Приятели ночи - страница 24
Но предполагать можно всё что угодно – жизнь всё равно распорядится по-своему. Вдруг Николаша не в Европе? Или у него нет связи? Может быть, он прикован наручниками к стулу в контрразведке? Или спит под кайфом в объятьях мулатки?
Но всё срослось. «У папы 21!!» означало, что мы встретимся в Гамбурге, на улице Рипербан, в баре «Папаша Джо» через двадцать один час. Меня это полностью устраивало – я успевал.
– Что ж, свинчивай крышку, Фриц, глотну ещё на два пальца.
– С чего пьём? – Фриц застегнул наконец ширинку.
– Дела налаживаются.
8. Закрытый город
Недавнее прошлое
– Игорь Петрович, отточила! – Походка Аделаиды Николаевны, секретарши Прожогина, виртуозно сочетала надменность и семенящую воздушность. Такая смесь вырабатывается для того, чтоб и посетитель трепетал, и начальник чувствовал почтение к себе.
Колющей взгляд охапкой карандаши погрузились в хрустальный стакан. Прожогин поморщился – точить любил сам. Карандаши вызывали у него уважение. Они умирают в труде. Как свеча, сгорая беспокойным пламенем, согревает надежду, так и карандаш оставляет на бумаге часть себя, чтобы стать мыслью или рисунком.
Прожогин сидел, откинувшись в кресле, и, казалось, ничего не делал. Аделаида Николаевна чуть заметно пожала плечами. Разумеется, ей было поручено присматривать за начальником, писать отчёты. Забраться человеку в мозги, увы, нельзя, рассуждали компетентные товарищи, но мы хотя бы узнаем, что он делает. Но присматривать за Прожогиным было неинтересно, даже скучно. Он не шлялся по чужим жёнам, не хлестал водку с подчинёнными, не запирался в кабинете с неизвестными и случайными. И даже её, Аделаиду Николаевну, ни разу не ущипнул за попу. А это, по её мнению, уже ни в какие ворота не лезло.
Попа Аделаиды Николаевны была её гордостью. Умеренных размеров, чуть вздёрнутая, без намёка на дурацкие, торчащие из-под трусов «бабьи крылышки», она сводила с ума всех без исключения сотрудников административно-хозяйственной части, но оставалась незамеченной непосредственным, имеющим негласное на неё право начальником. Оттого и донесения куратору на него выходили пустыми, а значит, вызывающими сомнения, причём не в Прожогине, а в ней самой.

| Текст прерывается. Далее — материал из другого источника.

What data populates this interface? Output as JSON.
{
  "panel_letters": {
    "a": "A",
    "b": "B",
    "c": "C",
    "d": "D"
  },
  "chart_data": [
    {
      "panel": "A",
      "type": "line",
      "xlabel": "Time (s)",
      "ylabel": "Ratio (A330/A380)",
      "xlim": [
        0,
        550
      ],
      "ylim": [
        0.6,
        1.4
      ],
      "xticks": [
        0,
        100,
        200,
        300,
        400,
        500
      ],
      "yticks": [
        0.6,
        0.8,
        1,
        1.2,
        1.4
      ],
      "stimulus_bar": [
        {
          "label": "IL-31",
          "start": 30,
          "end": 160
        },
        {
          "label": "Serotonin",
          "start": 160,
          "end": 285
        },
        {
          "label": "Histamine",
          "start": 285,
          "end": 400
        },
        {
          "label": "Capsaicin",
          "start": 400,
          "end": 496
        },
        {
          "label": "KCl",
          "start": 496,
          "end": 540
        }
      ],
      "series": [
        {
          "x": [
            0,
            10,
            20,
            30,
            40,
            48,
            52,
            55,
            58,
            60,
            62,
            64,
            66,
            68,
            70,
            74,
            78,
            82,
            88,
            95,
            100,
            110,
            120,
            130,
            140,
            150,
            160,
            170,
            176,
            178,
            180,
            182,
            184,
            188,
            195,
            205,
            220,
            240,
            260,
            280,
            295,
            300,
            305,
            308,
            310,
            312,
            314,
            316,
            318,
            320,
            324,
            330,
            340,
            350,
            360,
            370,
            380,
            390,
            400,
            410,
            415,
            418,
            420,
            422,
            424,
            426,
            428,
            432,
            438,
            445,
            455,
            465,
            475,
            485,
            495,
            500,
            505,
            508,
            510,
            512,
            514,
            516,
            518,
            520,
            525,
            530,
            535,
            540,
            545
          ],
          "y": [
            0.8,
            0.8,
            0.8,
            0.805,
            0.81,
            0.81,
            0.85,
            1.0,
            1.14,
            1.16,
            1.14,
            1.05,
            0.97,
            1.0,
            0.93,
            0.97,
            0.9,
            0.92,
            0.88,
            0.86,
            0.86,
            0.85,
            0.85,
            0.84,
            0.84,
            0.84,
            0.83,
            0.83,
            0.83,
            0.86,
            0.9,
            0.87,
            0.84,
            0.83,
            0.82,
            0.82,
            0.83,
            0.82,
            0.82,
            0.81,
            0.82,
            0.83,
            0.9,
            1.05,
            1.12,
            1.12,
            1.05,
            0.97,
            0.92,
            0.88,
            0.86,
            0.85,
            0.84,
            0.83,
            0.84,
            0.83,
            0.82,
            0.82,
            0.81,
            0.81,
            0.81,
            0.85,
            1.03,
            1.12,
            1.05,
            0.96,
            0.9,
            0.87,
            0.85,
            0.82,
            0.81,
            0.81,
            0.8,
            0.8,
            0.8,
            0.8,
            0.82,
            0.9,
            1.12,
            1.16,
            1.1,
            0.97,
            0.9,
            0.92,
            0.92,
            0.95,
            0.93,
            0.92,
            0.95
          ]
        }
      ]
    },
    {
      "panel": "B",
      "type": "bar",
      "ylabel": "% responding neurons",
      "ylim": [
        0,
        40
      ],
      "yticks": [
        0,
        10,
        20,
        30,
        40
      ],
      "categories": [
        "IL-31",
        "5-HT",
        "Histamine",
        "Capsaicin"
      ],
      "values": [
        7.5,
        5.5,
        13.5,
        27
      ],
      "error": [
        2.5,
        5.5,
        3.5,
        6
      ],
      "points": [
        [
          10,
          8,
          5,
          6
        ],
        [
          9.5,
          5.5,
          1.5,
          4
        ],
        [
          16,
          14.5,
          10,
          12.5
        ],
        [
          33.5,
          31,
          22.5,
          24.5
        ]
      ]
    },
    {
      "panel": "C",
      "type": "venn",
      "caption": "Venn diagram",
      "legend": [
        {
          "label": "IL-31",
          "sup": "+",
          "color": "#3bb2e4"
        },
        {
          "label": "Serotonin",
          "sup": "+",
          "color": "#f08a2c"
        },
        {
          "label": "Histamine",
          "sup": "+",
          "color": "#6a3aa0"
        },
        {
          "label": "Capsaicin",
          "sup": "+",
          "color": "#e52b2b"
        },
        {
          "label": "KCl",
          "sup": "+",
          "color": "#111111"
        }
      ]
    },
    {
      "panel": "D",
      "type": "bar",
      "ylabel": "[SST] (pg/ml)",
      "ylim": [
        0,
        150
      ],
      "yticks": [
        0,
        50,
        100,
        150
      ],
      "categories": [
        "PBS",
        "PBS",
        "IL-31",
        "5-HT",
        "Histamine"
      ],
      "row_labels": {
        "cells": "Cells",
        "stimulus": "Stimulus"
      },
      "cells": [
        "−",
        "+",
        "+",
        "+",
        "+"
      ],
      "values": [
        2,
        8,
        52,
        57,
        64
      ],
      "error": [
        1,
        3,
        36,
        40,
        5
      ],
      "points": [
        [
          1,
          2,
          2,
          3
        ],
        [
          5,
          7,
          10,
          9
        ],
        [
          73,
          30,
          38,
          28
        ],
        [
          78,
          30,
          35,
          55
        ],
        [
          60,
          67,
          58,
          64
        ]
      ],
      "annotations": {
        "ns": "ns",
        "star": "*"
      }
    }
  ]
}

Почитают такие донесения компетентные товарищи и подумают: эге, что-то хило работает Аделаида Николаевна, без огонька, без задора, поставим-ка мы на ней крест. И останется Аделаида Николаевна на заштатных ролях – стучать на какого-нибудь бесперспективного начальничка предпенсионного возраста. А думаете, стукачу не важно, на кого стучать? Как бы не так! Карьера стукача – это карьера его подопечного. Хорошо бы стучать на человека яркого, известного и незаменимого. Пробраться к нему в постель, в семью, в душу… Вот тогда будет что писать в донесениях и отчётах в подробностях и нюансах. Почитают наверху с интересом и скажут: ценный сотрудник, горит на работе, пылает. Жертвует самым дорогим – целомудрием и порядочностью. Надо отметить в приказе. Прожогин же совершенно не понимает важности задачи. Даже не ущипнул ни разу, козёл.
Прожогин не был в восторге от задачи – имитировать бурную деятельность по созданию самого разрушительного оружия в истории человечества. Не то чтобы ему претила идея обмана – не таким уж он был правдолюбцем, – просто к человечеству Прожогин относился с подозрением. Недолюбливал его, мягко говоря. Не испытывал к нему уважения. Больше того – не был уверен, что человечество готово к тем знаниям об устройстве мира, на пороге которых он, Прожогин, сейчас стоял.